Von den Italiänischen Handschriften möchte ich Ihnen gern etwas schreiben. Aber sie sind noch so wenig geordnet, daß ich noch nicht einmal habe erfahren können, ob z.B. auch Pindare darunter sind. Doch vertröstet mich du Theil von einem Tag zum andren. Der arme Mann hat viel Noth damit. Denn stellen Sie Sich nur vor, daß er es nicht einmal hat dahin bringen können, daß man die Repositoria vorher dazu eingerichtet hat, u. anfangs alle Handschriften nur auf die Erde legen mußte. Es heißt daß 500 Mscpte aus Rom u. gleichviel aus Venedig angekommen sind. Die Wahl mag nicht die glücklichste seyn. Wenigstens war unter der Commission gerade niemand, der dies Fach genauer gekannt hätte.
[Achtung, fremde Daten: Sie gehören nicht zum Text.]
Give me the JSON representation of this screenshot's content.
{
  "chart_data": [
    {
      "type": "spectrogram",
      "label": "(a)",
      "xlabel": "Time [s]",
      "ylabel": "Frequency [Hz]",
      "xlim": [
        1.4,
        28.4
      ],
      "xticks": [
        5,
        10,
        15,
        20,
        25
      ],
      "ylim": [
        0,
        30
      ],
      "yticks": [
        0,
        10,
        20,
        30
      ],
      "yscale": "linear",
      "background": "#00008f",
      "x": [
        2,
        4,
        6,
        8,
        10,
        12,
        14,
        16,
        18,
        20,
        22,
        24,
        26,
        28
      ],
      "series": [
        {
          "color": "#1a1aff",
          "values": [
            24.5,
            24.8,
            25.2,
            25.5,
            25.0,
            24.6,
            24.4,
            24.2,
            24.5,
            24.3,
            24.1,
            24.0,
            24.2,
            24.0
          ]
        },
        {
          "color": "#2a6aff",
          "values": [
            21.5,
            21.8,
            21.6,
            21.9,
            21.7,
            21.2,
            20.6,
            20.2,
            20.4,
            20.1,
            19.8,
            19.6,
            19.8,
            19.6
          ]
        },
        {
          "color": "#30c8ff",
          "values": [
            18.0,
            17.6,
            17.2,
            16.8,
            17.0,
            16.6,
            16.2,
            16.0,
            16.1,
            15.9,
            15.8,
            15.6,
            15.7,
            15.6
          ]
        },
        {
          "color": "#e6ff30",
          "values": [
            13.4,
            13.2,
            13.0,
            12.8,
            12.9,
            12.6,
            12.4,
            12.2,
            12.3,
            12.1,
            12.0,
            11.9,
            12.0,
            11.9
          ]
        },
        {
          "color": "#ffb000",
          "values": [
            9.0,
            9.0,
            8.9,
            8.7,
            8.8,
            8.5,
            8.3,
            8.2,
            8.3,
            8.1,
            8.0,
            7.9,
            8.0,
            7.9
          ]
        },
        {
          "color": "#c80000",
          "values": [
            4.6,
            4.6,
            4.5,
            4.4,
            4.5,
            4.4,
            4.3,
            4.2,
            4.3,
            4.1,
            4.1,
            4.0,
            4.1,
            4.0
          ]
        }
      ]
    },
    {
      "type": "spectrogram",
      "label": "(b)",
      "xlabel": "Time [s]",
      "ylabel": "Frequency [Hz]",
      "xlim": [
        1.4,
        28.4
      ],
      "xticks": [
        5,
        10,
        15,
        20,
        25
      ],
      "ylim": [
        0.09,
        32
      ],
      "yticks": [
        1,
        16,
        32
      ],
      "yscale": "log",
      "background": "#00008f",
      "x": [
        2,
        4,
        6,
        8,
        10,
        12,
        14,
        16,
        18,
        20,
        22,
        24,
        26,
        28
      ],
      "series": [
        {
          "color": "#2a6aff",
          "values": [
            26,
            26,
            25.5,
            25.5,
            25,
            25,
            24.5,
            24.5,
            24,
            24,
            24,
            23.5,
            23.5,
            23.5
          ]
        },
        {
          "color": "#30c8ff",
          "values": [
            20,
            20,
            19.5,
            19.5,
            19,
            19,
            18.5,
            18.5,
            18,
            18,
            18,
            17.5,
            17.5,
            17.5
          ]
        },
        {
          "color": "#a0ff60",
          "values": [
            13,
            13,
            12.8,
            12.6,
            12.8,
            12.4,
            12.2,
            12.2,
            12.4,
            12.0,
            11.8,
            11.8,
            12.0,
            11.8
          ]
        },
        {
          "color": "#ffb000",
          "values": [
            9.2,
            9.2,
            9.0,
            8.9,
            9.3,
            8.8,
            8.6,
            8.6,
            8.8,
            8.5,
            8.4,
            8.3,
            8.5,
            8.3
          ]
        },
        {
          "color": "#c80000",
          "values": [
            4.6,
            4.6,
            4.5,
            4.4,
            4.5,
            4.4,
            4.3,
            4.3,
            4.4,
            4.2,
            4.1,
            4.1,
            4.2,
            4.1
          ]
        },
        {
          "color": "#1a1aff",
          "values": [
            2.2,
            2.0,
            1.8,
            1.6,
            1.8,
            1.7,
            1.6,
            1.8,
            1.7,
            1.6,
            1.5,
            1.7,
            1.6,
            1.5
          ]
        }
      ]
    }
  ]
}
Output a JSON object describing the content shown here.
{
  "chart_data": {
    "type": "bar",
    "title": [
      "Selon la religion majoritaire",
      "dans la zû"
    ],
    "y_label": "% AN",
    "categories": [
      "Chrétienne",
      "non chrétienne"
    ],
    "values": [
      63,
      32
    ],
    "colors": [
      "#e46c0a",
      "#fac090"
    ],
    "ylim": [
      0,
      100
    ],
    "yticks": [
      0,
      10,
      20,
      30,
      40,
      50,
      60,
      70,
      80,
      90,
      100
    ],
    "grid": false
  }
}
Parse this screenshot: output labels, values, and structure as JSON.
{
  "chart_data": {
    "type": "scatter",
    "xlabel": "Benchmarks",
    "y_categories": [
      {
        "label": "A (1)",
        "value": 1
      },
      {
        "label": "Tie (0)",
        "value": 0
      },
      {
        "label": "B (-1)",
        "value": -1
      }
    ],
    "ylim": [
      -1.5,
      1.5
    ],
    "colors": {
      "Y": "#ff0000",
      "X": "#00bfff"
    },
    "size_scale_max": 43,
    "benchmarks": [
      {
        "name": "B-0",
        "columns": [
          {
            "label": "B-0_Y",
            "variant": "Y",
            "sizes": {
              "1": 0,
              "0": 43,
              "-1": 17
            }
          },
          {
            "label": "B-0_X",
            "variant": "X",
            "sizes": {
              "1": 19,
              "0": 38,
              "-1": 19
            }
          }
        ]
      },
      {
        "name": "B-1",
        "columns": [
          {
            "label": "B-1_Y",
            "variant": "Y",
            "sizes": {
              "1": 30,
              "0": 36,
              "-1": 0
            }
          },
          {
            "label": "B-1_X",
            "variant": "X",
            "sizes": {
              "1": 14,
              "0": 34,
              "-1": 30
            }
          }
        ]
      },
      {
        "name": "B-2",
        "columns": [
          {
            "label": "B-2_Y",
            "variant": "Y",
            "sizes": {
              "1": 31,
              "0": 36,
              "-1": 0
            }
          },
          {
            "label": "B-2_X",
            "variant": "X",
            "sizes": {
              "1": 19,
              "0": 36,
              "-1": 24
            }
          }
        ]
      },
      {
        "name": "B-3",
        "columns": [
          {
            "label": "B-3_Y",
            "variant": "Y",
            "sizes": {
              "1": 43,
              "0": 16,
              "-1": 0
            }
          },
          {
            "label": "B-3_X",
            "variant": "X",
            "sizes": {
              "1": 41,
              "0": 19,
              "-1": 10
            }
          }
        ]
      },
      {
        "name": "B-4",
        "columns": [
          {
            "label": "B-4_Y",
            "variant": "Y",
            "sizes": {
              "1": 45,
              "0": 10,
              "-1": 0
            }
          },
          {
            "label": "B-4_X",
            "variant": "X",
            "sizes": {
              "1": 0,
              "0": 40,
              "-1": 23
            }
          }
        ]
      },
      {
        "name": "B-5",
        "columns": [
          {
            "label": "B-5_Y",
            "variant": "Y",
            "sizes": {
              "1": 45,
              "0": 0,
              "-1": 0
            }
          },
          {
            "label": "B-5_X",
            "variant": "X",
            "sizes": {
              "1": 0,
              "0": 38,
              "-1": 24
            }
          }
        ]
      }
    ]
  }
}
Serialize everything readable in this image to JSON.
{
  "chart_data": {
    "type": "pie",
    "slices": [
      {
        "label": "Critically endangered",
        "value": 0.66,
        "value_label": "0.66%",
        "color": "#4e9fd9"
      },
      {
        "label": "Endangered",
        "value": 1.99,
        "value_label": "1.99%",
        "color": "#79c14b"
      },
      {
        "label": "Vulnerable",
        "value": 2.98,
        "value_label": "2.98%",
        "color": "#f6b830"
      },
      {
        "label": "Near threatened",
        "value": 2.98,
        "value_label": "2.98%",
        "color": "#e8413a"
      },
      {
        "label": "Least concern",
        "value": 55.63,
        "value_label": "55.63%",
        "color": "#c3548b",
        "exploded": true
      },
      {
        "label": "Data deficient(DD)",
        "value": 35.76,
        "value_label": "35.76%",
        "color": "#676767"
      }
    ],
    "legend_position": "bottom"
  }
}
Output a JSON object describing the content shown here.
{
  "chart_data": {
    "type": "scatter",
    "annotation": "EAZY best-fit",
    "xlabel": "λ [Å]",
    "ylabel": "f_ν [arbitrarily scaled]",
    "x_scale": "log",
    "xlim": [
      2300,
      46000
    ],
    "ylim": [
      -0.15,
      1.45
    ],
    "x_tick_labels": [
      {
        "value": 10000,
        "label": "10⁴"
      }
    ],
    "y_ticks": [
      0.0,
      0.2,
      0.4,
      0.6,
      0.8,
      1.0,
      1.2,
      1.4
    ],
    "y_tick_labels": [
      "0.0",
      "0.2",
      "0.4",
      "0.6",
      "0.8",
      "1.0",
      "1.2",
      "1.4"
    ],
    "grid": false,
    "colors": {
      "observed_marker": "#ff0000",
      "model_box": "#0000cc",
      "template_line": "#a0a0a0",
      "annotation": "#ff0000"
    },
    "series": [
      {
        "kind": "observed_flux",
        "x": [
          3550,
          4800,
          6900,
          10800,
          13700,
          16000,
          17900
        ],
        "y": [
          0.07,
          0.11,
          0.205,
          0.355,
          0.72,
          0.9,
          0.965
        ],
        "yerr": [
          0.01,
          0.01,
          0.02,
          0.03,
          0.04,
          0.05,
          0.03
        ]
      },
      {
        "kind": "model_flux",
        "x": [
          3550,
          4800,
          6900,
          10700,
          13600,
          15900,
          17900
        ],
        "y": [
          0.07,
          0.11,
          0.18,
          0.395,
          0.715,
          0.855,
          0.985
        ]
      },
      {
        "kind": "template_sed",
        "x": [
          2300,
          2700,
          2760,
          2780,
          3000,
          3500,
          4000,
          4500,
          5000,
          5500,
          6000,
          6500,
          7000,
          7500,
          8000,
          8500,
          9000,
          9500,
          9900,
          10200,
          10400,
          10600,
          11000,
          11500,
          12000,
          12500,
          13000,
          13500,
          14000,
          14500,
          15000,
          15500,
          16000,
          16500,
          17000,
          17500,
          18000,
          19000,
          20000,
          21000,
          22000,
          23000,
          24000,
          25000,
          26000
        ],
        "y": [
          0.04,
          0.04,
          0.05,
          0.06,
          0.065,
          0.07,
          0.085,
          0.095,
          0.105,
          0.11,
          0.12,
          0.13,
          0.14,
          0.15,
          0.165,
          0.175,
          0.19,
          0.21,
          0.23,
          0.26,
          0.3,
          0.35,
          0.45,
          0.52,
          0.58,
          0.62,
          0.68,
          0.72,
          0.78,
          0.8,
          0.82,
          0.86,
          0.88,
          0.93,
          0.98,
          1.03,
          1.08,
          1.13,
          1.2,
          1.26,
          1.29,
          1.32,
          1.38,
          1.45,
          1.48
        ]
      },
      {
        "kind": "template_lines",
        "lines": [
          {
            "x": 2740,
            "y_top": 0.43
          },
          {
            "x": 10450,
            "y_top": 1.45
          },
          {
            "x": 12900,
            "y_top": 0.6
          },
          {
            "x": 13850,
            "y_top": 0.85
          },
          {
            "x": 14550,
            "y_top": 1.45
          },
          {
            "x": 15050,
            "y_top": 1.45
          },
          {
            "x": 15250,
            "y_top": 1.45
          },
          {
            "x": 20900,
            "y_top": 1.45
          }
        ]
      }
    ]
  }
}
Villoison habe ich noch immer nicht gesehen. Aus der projectirten Reise nach Orléans ist nichts geworden. Wie mir aber der junge Schweighäuser, der jetzt hier ist, u. ein recht angenehmer Mensch scheint, sagt, so erwartet er ihn in einigen Tagen hier in Paris, u. alsdann hoffe ich ihn gewiß zu sehen. Er soll noch immer an seiner Griechischen Reise arbeiten. Wenn diese noch erscheint[b], so habe ich beinah Lust die Uebersetzung, oder wenn es nöthig seyn sollte, Umarbeitung davon zu übernehmen. Es wäre eine sehr angenehme Veranlassung, einen großen Theil der Griechischen Literatur u. Alterthümer durchzugehen, u. selbst auf eine Reise nach Griechenland, die ich doch noch immer nicht ganz aufgegeben habe, obgleich ich sie gewiß nicht eher als in mehreren Jahren unternehmen würde, wäre es eine schöne Vorbereitung.

Bei dem Gedanken dieser Reise muß ich Ihnen doch ein Wort von meinem Bruder sagen. Er ist leider vorgestern von hier abgereist. Seine Abreise hat mich unendlich geschmerzt. Wir hatten die letzten Monate hier in demselben Hause gewohnt, alle Mittag zusammen gegessen, meist dieselben Gesellschaften besucht, kurz im eigentlichsten Verstande mit einander gelebt, u. nachdem wir so alles Angenehme des ungestörten Zusammenseyns in vollem Maße genossen hatten, mußte diese Trennung folgen, die noch dazu höchst wahrscheinlich nichts weniger, als kurz seyn dürfte. Zwar ist er nicht, wie Sie vielleicht nach Deutschen Zeitungen vermuthen, mit dem Capitain Baudin um die Welt gesegelt. Diese Weltumseglung, die ihn freilich nicht wenig reizte wird aus Mangel an den nöthigen fonds jetzt ganz unterbleiben. Aber er ist nach Algier abgegangen, um sich dort einige Monate aufzuhalten, u. von da aus den Orient zu besuchen. Er reist mit einem Schwedischen Consul, der auf einer eignen Fregatte dahin von Marseille aus übergeht, u. dieser Consul in dessen Gesellschaft er zugleich sicher u. bequem ist, war eigentlich die Veranlassung, die ihn gerade nach Algier bringt. Indeß ist der Plan auch sonst nicht übel; die Barbarei ist immer in mannigfaltiger Rücksicht interessant, u. indeß er seine Zeit dazu verwendet, sich mit derselben bekannt zu machen, müssen sich die Sachen zwischen den Franzosen u. Türken im Orient u. Aegypten aufklären. Er lag mir eine Zeitlang an, ihn zu begleiten; u. ich hatte natürlich große Lust, aber die Schwierigkeit meine Familie hier indeß allein zu lassen, hielt mich doch zuletzt zurück.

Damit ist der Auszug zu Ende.